Mein Vater hat meine Mutter damals wegen ihrer reichen Familie geheiratet, aber da hatte sie noch nicht gewusst, dass er die rechte Hand des Mafiabosses war.
Trotzdem verliebten sie sich ineinander und so kam dann ich zu stande.
Von dieser Liebe spürte ich allerdings reichlich wenig...
Ich war nur ein Produkt der beiden.

Seufzend schlenderte ich also aus dem Ausgang des Firmengebäudes und sah auf die kalte, schwere Rolex an meinem linken Handgelenk.
Teure Geschenke aber kein einziges Wort zu wechseln.
Typisch Dad.
Besagtes Geschenk zeigte 15:07 Uhr. In ein paar Stunden war die Weihnachtsfeier unserer Familie, bei uns zuhause.
Natürlich brachte mein Vater eine Handvoll seiner Kollegen von der Arbeit mit, die ich aber gar nicht so schlimm fand.
Sie beschenkten mich jedes Jahr sehr großzügig. Letztes Jahr hatte ich zum Beispiel eine von Jickos Pistolen und eine Ducati Multistrada V4S bekommen, alleine weil mein Vater einen hohen Posten in der Mafia hatte.
Also hatte das wenigstens etwas Gutes.
Obwohl... ich eigentlich kaum mit dem Motorrad fuhr.

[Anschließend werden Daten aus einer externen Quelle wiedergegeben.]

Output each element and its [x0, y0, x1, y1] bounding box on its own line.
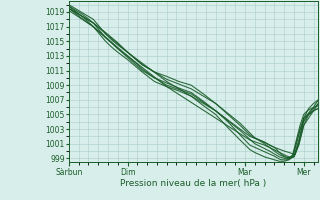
- X-axis label: Pression niveau de la mer( hPa ): Pression niveau de la mer( hPa ): [120, 179, 267, 188]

Gerade, als ich aus der Straße kam, in der das IT-Firmengebäude stand, läutete plötzlich mein Handy.
Ich fischte es aus meiner Jackentasche und sah auf den Bildschirm.
Natürlich war es mein Vater.
Seufzend ging ich also ran und hörte mir seinen Vortrag an.
"Hallo, mein Sohn, du weißt ja sicher, dass meine Kollegen bald zu besuch kommen. Es ist Weihnachten, also erinnere dich, welche Manieren wir dir beigebracht habe. ..."
Ich ließ ihn einfach reden und zeichnete währenddessen mit meiner Schuhspitze im Schnee ein Herz.
Der flache Schneefall bot eine perfekte Fläche zum Zeichnen.

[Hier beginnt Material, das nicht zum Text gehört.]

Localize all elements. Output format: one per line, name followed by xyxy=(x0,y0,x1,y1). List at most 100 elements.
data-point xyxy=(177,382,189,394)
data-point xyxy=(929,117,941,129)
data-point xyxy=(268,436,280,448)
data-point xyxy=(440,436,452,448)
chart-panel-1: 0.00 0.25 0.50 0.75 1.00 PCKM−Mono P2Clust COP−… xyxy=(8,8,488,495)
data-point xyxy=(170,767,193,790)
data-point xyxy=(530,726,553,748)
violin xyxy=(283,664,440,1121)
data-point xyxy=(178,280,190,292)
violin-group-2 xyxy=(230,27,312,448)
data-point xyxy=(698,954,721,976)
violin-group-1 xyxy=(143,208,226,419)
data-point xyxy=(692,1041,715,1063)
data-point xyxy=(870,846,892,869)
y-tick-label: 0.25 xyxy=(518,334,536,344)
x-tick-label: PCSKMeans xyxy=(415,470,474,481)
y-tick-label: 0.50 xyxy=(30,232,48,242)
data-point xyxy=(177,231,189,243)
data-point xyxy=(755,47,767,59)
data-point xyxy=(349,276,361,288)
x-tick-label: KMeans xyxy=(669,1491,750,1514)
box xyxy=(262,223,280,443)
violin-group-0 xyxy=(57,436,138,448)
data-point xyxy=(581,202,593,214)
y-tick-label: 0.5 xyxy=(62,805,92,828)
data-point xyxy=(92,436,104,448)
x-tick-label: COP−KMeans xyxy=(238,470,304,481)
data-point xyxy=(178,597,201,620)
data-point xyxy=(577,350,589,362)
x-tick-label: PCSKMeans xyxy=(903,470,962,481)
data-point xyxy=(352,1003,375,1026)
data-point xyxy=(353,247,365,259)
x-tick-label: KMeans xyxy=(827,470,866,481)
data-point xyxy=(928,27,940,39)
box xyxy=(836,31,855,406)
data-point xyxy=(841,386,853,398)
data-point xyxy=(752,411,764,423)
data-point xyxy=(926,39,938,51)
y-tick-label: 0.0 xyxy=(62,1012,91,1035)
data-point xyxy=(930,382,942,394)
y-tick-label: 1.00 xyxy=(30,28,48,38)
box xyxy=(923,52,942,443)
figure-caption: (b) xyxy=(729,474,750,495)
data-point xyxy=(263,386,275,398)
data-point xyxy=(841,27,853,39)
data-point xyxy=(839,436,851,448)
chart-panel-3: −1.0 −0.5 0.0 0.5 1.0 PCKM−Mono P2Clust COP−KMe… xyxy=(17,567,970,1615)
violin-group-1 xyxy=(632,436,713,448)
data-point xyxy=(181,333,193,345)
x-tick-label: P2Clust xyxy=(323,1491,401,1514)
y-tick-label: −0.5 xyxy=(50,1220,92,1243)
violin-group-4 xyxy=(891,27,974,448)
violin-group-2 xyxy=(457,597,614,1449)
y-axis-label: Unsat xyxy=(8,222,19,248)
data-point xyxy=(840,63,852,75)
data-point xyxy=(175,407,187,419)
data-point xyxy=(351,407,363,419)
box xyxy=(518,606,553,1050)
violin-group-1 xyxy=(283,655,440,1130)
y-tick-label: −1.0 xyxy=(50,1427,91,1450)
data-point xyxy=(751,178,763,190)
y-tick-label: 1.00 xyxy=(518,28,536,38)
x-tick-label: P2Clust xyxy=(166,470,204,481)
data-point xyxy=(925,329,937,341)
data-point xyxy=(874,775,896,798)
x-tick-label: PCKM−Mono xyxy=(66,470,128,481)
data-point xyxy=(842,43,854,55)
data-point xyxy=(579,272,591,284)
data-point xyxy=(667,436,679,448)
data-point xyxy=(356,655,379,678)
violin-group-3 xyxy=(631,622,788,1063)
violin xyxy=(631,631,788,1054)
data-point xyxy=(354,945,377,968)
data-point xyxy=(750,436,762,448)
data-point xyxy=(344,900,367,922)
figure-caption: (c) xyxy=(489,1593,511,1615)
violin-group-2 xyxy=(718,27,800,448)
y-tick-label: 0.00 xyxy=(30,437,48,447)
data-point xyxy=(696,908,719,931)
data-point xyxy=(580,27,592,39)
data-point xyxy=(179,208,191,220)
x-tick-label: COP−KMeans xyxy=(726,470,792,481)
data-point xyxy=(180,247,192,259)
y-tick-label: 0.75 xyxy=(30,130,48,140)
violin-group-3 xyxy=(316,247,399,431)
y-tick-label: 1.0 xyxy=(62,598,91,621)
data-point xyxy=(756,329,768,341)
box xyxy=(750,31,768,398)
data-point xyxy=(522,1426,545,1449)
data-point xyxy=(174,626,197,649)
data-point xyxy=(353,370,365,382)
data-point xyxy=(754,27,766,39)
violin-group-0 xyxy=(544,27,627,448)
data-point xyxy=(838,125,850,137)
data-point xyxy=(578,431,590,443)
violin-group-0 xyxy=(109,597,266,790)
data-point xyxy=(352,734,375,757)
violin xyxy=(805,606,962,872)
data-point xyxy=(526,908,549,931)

Als mein Vater dann endlich mal Luft holte, ergriff ich das Wort und versprach ihm, ich würde mich benehmen. Obwohl das eigentlich schon egal war.
"Schon gut, Vater. Ich werde mich zusammenreißen und immer schön danke sagen, so wie du es mir beigebracht hast."
Ich verdrängte das Seufzen, das schon auf meiner Zunge lag und starrte auf das Herz im Schnee, direkt vor mir.
"Ich werde pünktlich sein, versprochen."

Darauf verabschiedete er sich mit einem halbwegs zufriedenen Schnauben und ich steckte mein Handy wieder in die warme Tasche meiner Jacke.
Kopfschüttelnd ging ich meinen Weg weiter und spähte über meine Schulter zurück, zu dem Herz auf dem Asphaltboden.
Nachdem ich darüber gelaufen war, sah es aus, wie ein gebrochenes Herz.